This is why I still go to the trouble of PGP encrypting a file with my passwords, rather than relying on a password manager. I keep wanting to switch, but damn it, I just can't bring myself to have that much trust in them.
Edit: Thanks for the informative replies, the links, and the advice. I'm going to explore all of my options and re-think this.
1) I'm not sure how well using a PGP encrypted file would fare in this sort of analysis. I suppose it depends heavily on the details on how it is done.
2) The analysis was done for Android applications, I suspect that on desktop the situation is generally bit better. I doubt you are doing PGP encrypted files on Android..
3) KeePass is notably absent from the list. I suppose its presence on Android might be bit smaller than on desktops, but considering how well-known it generally is I find the omission bit surprising.
4) Continuing with KeePass, afaik it has been fairly thoroughly scrutinized and the findings I've heard of have left a positive impression
You may want to look at pass, which is pretty lightweight scripting around gpg to store passwords in multiple files. Some tradeoffs required, but works well and fully auditable
Pass¹ is very nice, and you can even share a part of your password library with someone else by using their GPG public key (encrypting just those files with both your keys) and sharing the shared directory via some sharing utility such as SyncThing².
Pass also supports using git for change management.
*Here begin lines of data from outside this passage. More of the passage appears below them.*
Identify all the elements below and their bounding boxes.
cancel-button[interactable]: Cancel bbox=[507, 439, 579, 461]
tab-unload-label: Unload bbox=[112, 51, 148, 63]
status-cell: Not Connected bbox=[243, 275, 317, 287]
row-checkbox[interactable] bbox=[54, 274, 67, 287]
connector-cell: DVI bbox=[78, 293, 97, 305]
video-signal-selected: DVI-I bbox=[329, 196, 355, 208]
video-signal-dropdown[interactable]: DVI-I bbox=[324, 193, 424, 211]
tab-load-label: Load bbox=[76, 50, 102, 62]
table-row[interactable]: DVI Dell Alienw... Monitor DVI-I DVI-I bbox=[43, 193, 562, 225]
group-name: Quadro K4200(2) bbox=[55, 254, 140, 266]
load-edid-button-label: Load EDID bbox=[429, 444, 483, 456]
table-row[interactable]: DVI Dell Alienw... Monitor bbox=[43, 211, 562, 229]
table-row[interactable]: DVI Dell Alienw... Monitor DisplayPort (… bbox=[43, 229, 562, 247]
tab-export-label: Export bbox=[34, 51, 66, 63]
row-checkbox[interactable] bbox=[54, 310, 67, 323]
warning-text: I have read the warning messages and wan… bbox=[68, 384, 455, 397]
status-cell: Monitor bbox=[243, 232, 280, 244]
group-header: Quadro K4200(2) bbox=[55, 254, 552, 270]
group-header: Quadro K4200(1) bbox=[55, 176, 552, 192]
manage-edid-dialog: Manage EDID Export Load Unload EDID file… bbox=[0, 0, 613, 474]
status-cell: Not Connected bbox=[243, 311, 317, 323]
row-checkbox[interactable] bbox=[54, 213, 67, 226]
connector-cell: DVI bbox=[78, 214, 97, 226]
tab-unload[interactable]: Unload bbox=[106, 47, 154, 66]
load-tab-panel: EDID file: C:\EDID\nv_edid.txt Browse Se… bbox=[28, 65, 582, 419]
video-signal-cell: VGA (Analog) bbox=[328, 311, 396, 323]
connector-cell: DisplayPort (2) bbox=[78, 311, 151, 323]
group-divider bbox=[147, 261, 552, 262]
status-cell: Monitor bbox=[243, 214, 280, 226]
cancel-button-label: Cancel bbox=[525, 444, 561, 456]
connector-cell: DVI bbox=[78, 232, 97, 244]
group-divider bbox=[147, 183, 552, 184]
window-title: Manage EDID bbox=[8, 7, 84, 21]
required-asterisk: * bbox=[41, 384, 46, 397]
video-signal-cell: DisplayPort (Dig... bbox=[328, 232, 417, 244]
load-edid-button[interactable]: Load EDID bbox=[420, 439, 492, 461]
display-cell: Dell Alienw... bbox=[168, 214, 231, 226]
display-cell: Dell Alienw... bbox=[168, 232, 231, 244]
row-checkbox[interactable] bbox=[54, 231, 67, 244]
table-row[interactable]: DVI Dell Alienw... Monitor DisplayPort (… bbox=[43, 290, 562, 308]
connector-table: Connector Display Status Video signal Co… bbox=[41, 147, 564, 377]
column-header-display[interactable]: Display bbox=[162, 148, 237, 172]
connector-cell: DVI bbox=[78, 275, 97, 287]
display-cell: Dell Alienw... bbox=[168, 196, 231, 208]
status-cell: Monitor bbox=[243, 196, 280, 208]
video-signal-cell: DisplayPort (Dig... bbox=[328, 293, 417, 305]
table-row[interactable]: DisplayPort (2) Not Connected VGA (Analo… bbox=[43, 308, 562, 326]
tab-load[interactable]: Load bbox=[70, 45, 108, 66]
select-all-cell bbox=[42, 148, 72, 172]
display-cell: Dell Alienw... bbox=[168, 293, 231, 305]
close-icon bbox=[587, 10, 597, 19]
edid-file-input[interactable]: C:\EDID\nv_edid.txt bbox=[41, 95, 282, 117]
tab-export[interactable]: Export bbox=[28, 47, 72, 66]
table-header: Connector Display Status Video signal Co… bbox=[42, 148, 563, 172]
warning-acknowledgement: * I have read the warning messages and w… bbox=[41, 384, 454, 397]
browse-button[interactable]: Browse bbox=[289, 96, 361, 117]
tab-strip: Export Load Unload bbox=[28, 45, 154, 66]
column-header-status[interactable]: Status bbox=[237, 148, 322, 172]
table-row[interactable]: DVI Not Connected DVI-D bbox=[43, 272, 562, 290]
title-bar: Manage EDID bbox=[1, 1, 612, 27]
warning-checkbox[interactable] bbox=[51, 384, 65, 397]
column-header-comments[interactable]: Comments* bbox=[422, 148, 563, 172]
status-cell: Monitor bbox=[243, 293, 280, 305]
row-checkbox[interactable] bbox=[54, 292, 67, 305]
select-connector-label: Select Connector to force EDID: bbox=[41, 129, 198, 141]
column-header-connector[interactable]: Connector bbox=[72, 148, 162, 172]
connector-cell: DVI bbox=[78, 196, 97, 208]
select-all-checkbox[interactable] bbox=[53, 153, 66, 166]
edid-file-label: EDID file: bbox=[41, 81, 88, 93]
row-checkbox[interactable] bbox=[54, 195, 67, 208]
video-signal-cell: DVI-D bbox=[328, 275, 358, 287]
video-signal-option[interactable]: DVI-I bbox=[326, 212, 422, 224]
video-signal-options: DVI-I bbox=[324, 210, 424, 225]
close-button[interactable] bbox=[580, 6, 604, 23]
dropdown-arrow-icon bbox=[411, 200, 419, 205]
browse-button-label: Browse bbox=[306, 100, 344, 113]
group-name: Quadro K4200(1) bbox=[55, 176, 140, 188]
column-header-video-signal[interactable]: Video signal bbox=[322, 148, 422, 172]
Because with git you have to explicitly push. Both have their valid uses; I use the git solution for a devops password database shared with a small number of colleagues. I use SyncThing to share a common subdirectory of a private password database with my partner.
SyncThing has the benefit of transparently handling the synchronisation behind the scenes for me. Whenever I place something in pass in the 'shared' subdirectory, it will end up in her database as well as soon as both our devices are online.
How do you get to the unencrypted data? Do you decrypt to a plain text file? Launch it into Notepad or vi? How do you deal with the temp files the editors create? Do you clear the clipboard after copy and paste the passwords?
I have a GPG file in Emacs, too. Just want to see what flow people use to deal with encrypted passwords.
I used to do something similar, but a local password management solution like KeePassX is much easier/more convenient and can be configured to function similarly. It can be used without a browser extension and obviously, it doesn't require the user to upload anything to anyone's cloud.
One more thing about Password Store: You can integrated it with a NFC-equipped Yubikey on Android so you don't just have a GPG key floating around. It took a little while to set up, as I was a Yubikey newbie at the time, but it works really well for me now.
Edit: Thanks for the informative replies, the links, and the advice. I'm going to explore all of my options and re-think this.